Mal de amores

El mal de amores presenta síntomas no muy distintos con el paso de los siglos, como tampoco lo son sus remedios

La semana pasada se publicó, en español, un libro de sexo. Dicho así, queda abierta la puerta de la curiosidad porque hablar de eso mismo, de sexo, ya dio para un programa de televisión, entre divulgativo e informativo, emitido por la primera cadena de Televisión Española a comienzos de la década de los noventa, como resultado de una conjunción afortunada entre su versátil director, Narciso Ibáñez Serrador, y su académica presentadora, la sexóloga Elena Ochoa, a fin de considerar, de manera abierta y precursora, la sexualidad humana. Y mentar el sexo, que eso se empezó diciendo, por posmodernos que sean estos años y desinhibidas que parezcan las disposiciones, voluntades y hasta prácticas sexuales, continúa siendo un estímulo atractivo, ya que el sexo no solo da para regulaciones legales con las que hacerse la cabeza un lío.
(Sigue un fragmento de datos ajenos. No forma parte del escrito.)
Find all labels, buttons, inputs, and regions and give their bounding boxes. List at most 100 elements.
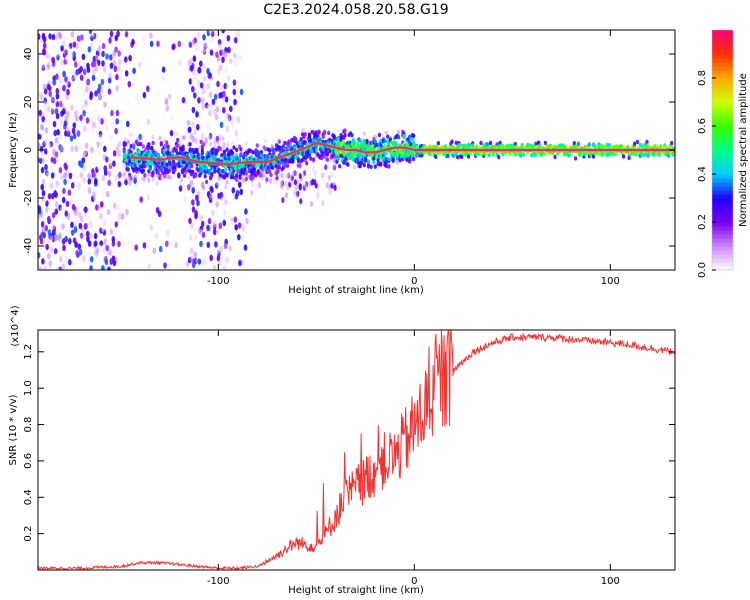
spectrogram-cell xyxy=(204,257,209,265)
spectrogram-cell xyxy=(186,184,191,191)
spectrogram-cell xyxy=(238,173,243,180)
spectrogram-cell xyxy=(189,247,194,254)
spectrogram-cell xyxy=(218,105,223,112)
spectrogram-cell xyxy=(166,144,170,149)
spectrogram-cell xyxy=(232,88,237,96)
spectrogram-cell xyxy=(146,118,151,126)
spectrogram-cell xyxy=(85,230,90,238)
spectrogram-cell xyxy=(221,48,225,56)
spectrogram-cell xyxy=(202,48,207,55)
spectrogram-cell xyxy=(94,65,98,72)
spectrogram-cell xyxy=(184,228,189,236)
spectrogram-cell xyxy=(269,172,273,178)
spectrogram-cell xyxy=(40,166,45,174)
spectrogram-cell xyxy=(234,59,239,67)
colorbar-cell xyxy=(712,206,733,211)
spectrogram-cell xyxy=(40,149,44,157)
spectrogram-cell xyxy=(105,124,109,132)
spectrogram-cell xyxy=(191,206,196,213)
colorbar-cell xyxy=(712,62,733,67)
spectrogram-cell xyxy=(101,175,106,182)
spectrogram-cell xyxy=(237,125,241,132)
spectrogram-cell xyxy=(89,256,94,263)
spectrogram-cell xyxy=(176,30,181,34)
spectrogram-cell xyxy=(239,147,243,152)
spectrogram-cell xyxy=(394,152,398,157)
spectrogram-cell xyxy=(71,75,75,82)
spectrogram-cell xyxy=(151,140,155,146)
spectrogram-cell xyxy=(115,213,120,221)
spectrogram-cell xyxy=(112,53,116,60)
spectrogram-cell xyxy=(97,45,102,52)
spectrogram-cell xyxy=(154,150,158,156)
colorbar-cell xyxy=(712,250,733,255)
spectrogram-heatmap xyxy=(38,30,675,270)
spectrogram-cell xyxy=(96,59,101,67)
spectrogram-cell xyxy=(54,137,59,144)
spectrogram-cell xyxy=(397,135,401,140)
spectrogram-cell xyxy=(399,150,403,155)
spectrogram-cell xyxy=(358,138,362,143)
spectrogram-cell xyxy=(126,120,130,128)
spectrogram-cell xyxy=(125,208,129,216)
spectrogram-cell xyxy=(108,72,112,80)
spectrogram-cell xyxy=(301,151,305,157)
spectrogram-cell xyxy=(232,52,237,59)
spectrogram-cell xyxy=(63,178,67,186)
spectrogram-cell xyxy=(68,238,72,245)
spectrogram-cell xyxy=(83,68,87,76)
spectrogram-cell xyxy=(251,175,255,180)
spectrogram-cell xyxy=(193,234,198,241)
spectrogram-cell xyxy=(196,199,200,207)
spectrogram-cell xyxy=(323,154,327,159)
spectrogram-cell xyxy=(62,70,66,78)
spectrogram-cell xyxy=(71,252,76,259)
spectrogram-cell xyxy=(71,127,76,135)
spectrogram-cell xyxy=(290,175,294,182)
spectrogram-cell xyxy=(43,119,48,126)
spectrogram-cell xyxy=(211,150,215,156)
spectrogram-cell xyxy=(52,256,56,263)
colorbar-cell xyxy=(712,190,733,195)
spectrogram-cell xyxy=(109,30,114,37)
spectrogram-cell xyxy=(73,226,78,233)
spectrogram-cell xyxy=(281,165,285,170)
spectrogram-cell xyxy=(109,62,114,69)
spectrogram-cell xyxy=(127,240,131,247)
spectrogram-cell xyxy=(139,141,143,147)
spectrogram-cell xyxy=(301,172,305,179)
spectrogram-cell xyxy=(217,123,221,130)
spectrogram-cell xyxy=(242,178,246,183)
spectrogram-cell xyxy=(280,173,284,178)
spectrogram-cell xyxy=(221,136,225,141)
spectrogram-cell xyxy=(350,152,354,158)
spectrogram-cell xyxy=(450,139,454,144)
spectrogram-cell xyxy=(116,65,121,72)
spectrogram-cell xyxy=(231,187,236,194)
spectrogram-cell xyxy=(355,141,360,147)
colorbar-cell xyxy=(712,202,733,207)
spectrogram-cell xyxy=(244,208,248,215)
spectrogram-cell xyxy=(192,55,197,62)
spectrogram-cell xyxy=(317,129,321,134)
spectrogram-cell xyxy=(521,152,526,157)
spectrogram-cell xyxy=(269,177,273,184)
spectrogram-cell xyxy=(235,177,239,183)
spectrogram-cell xyxy=(143,164,147,169)
spectrogram-cell xyxy=(92,32,97,40)
spectrogram-cell xyxy=(115,73,119,81)
spectrogram-cell xyxy=(54,191,58,198)
spectrogram-cell xyxy=(126,167,130,172)
spectrogram-cell xyxy=(228,171,232,176)
spectrogram-cell xyxy=(186,119,191,127)
spectrogram-cell xyxy=(289,175,293,181)
spectrogram-cell xyxy=(49,161,54,168)
colorbar-cell xyxy=(712,98,733,103)
spectrogram-cell xyxy=(206,83,210,90)
spectrogram-cell xyxy=(87,214,91,221)
spectrogram-cell xyxy=(128,179,132,186)
spectrogram-cell xyxy=(42,49,47,56)
spectrogram-cell xyxy=(103,145,107,153)
spectrogram-cell xyxy=(45,188,50,195)
spectrogram-cell xyxy=(248,148,253,153)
Así las cosas y digresiones al margen, Katherine Harvey, historiadora, escritora y crítica británica, ha escrito Los fuegos de la lujuria. Una historia del sexo en la Edad Media. Por directa razón del tiempo a que se refiere, no debe ser necesario advertir -pero se hace- de la improcedencia del presentismo: esa inconveniente proyección de los valores del presente en el pasado, a la que son muy proclives variopintos analistas sin crédito -no quiere decir sin fama-. Unas páginas de esta obra sexual -no se confunda el libro con el ejercicio- se ocupan del mal de amores, que también hacía de las suyas en tiempos medievales y no se consideraba, como hogaño, una turbación emocional, sino una patología médica que a veces presentaba un cuadro de particular gravedad. Los síntomas también se suceden a través de los siglos: pulso fluctuante cuando se menciona a la amada, pérdida de apetito o dificultad para concentrarse; si bien ese amor alterado se relacionaba, como hogaño, con “una intensa necesidad natural de expulsar un gran exceso de humores”. Los remedios eran variados: darse a la música, recitar poemas, pasar tiempo con amigos, pasear entre hermosos jardines, beber moderadamente vino… y el alivio más recomendable: tener sexo. Pero influían, ay, las diferencias de género: “puesto que los cerebros masculino y femenino eran diferentes -¿no lo son ahora?-, las enamoradas olvidaban con mayor rapidez a sus amantes y se curaban de manera más fácil”.